In a letter sent to NHS workers in Scotland last week and seen by this newspaper, the country’s chief medical officer, Professor Sir Gregor Smith, said the move would help protect people over 50 from contracting influenza and Covid.

Sir Gregor also added that the vaccine will be offered to children aged between 11 and 15 ‘to protect the educational environment’ after the disruptions caused by the Covid virus.

Both 2020 and 2021 saw record low rates of influenza infection. Social distancing and wearing masks are believed to have significantly reduced transmission of the virus.

“Flu is not as contagious as Covid, so it doesn’t take much to prevent it from taking off,” said Professor Martin Heberd, an infectious disease expert at the London School of Hygiene and Tropical Medicine. “Now, with people returning to their pre-pandemic behavior in terms of social contact, it makes sense this year to see a return of influenza as well.”

Wales announced in April that it would continue to offer the vaccine to people in their 50s and teens, which would cost its government £7.85m.  Now, the Mail on Sunday can confirm that Scotland has also decided to continue its seasonal flu vaccination programme.

Wales announced in April that it would continue to offer the vaccine to people in their 50s and teens, which would cost its government £7.85m.

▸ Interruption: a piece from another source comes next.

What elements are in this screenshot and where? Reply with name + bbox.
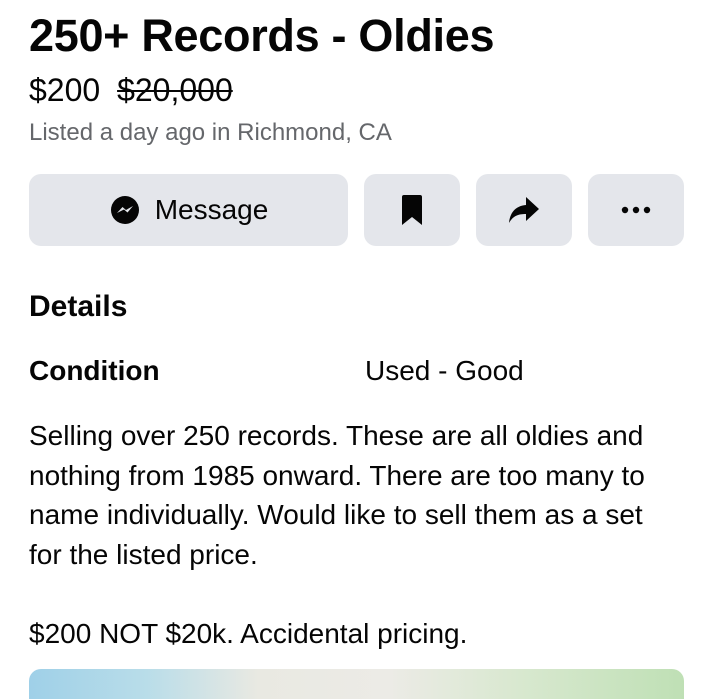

Now, the Mail on Sunday can confirm that Scotland has also decided to continue its seasonal flu vaccination programme.

Public Health Wales warned last week that it was already seeing more cases of influenza than it expected this time of year.

MS Morgan said: ‘We’re watching an increase in flu numbers right now. We’re probably more worried about starting in the winter.

Prof Hebbard said a similar pattern was being observed across the UK: “There are certainly more cases of background flu now than you’d expect, although the numbers are still relatively small.”

Professor Finn said that despite the policy of dropping the punches, the risks of catching the flu were generally low for those aged 50 to 64.

He added: “Flu tends to get very young or old people into hospital. Those in the middle aren’t really at risk, so we’re never used to vaccinating them. Covid came and we decided to throw everything in the flu.”

But giving more vaccinations isn’t always the answer. You have to think where to draw the line. Those extra punches cost money, and that money can also be spent elsewhere.

In 2019, more than 26,000 people in England and Wales died from influenza, according to the Office for National Statistics. Fewer than 900 of these deaths were in people aged 50 to 64 years.

Scottish health officials believe the free punches are still essential this winter, as they expect that alongside the flu the nation will see another wave of Covid. On May 2, Professor Jason Leach, Scotland’s national medical director, said the country would definitely face a resurgence of Covid.

A Scottish government spokesman said last night: “The seasonal flu vaccination program helps ensure our protection and this will help relieve pressure on the NHS.”

What is the difference between tics and pickpocketing?

The two terms are often used interchangeably, as both refer to spasm-like movements, but there are key differences.

Tics are short movements or sounds that happen suddenly. They are usually recurring habits and are fairly common in childhood, although most children outgrow them within a few months.

Tourette syndrome is used to describe tics that last for more than a year. Its cause is unknown, but it is thought to be caused by changes in the parts of the brain that control movement. They often run in families.

Spasms are involuntary muscle movements. Although most common in the eyes and legs, any part of the body can be affected. It is usually short-lived. Triggers include stress, fatigue, caffeine and alcohol.